C’est le maire de Lac-Simon, Jean-Paul Descoeurs, qui porte le dossier de révision.

La MRC de Papineau veut réviser le droit de vote au conseil des maires

La MRC de Papineau demande au ministère des Affaires municipales et de l’Habitation de modifier ses lettres patentes afin que le système de votation, à la table des maires, soit révisé.

Dans une résolution adoptée mercredi soir, les premiers magistrats de la MRC de Papineau réclament que la formule de répartition des votes, en vigueur depuis 30 ans, soit modifiée.

En ce moment, les Villes de Thurso, Saint-André-Avellin et Papineauville disposent de deux voix lors des votes à la table du conseil des maires puisque leur nombre d’habitants dépasse le cap des 4000. Les 21 autres localités du territoire ont chacune un vote en poche.

En vertu du modèle actuel, chaque municipalité dispose d’une voix pour une première tranche de 2 000 habitants ou moins et d’une voix additionnelle pour chaque tranche supplémentaire de 2 000 habitants et plus.

Le ministre des Affaires municipales de l’époque avait approuvé ce système par décret et l’avait diffusé dans la Gazette officielle, le 28 juin 1989.

Vers « l’équité »

La nouvelle formule proposée par la MRC de Papineau suggère que les municipalités comptant entre 0 et 10 000 habitants disposent d’une voix à la table du conseil des maires. Une Ville qui compterait entre 10 001 et 20 000 habitants obtiendrait un deuxième bulletin de vote.

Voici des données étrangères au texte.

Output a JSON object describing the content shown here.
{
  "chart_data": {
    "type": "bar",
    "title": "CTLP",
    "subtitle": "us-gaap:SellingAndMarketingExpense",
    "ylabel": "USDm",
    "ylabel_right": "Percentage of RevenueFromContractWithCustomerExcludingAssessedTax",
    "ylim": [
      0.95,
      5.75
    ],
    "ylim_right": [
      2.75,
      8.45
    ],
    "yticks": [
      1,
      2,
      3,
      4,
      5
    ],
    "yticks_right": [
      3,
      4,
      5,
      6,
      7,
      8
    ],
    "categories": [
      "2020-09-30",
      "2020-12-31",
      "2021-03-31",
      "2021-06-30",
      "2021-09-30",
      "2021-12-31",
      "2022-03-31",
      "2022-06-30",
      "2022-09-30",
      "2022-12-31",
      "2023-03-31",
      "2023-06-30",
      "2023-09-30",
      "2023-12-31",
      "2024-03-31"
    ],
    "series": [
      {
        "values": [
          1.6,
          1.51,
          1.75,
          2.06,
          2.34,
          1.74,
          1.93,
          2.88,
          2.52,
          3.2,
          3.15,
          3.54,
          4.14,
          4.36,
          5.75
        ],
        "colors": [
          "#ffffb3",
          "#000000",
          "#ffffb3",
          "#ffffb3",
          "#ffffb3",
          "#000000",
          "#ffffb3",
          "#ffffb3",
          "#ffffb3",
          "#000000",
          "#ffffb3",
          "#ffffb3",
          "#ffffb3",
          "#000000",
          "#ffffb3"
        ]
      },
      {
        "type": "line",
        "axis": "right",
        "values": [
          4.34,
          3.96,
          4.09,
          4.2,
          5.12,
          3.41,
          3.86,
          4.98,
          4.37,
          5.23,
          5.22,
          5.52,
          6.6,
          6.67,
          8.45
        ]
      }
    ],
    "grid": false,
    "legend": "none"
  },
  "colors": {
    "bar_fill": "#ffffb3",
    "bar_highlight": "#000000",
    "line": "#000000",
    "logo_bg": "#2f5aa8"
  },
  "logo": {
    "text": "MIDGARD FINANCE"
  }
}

Pour le maire de Lac-Simon, Jean-Paul Descoeurs, cette résolution est un premier pas vers « l’équité ». C’est lui qui porte le dossier de révision du système de votation, depuis janvier dernier.

Lac-Simon, qui compte environ 990 habitants permanents sur son territoire, voit sa population plus que doubler durant la période estivale, à cause des résidents saisonniers. Sa quote-part payée à la MRC, dans le dernier budget, s’élevait pourtant à 209 894 $.

« Selon moi, c’est une injustice que trois municipalités aient deux votes et que la municipalité qui paie la plus grosse quote-part à la MRC ait seulement un vote. On paie plus que Thurso, Saint-André-Avellin et Papineauville. On ne tenait pas compte de nos riverains qui sont ici l’été et qui paient des taxes. C’est leur argent qui sert à payer la quote-part. En ayant un vote pour chaque municipalité, ça devient égal », a commenté M. Descoeurs.

Ce dernier a bon espoir que Québec acceptera de donner son aval à la requête de la MRC de Papineau.

« C’était la formule avant la fusion. Je ne vois pas pourquoi le ministère refuserait de revenir au statu quo », affirme le maire de Lac-Simon.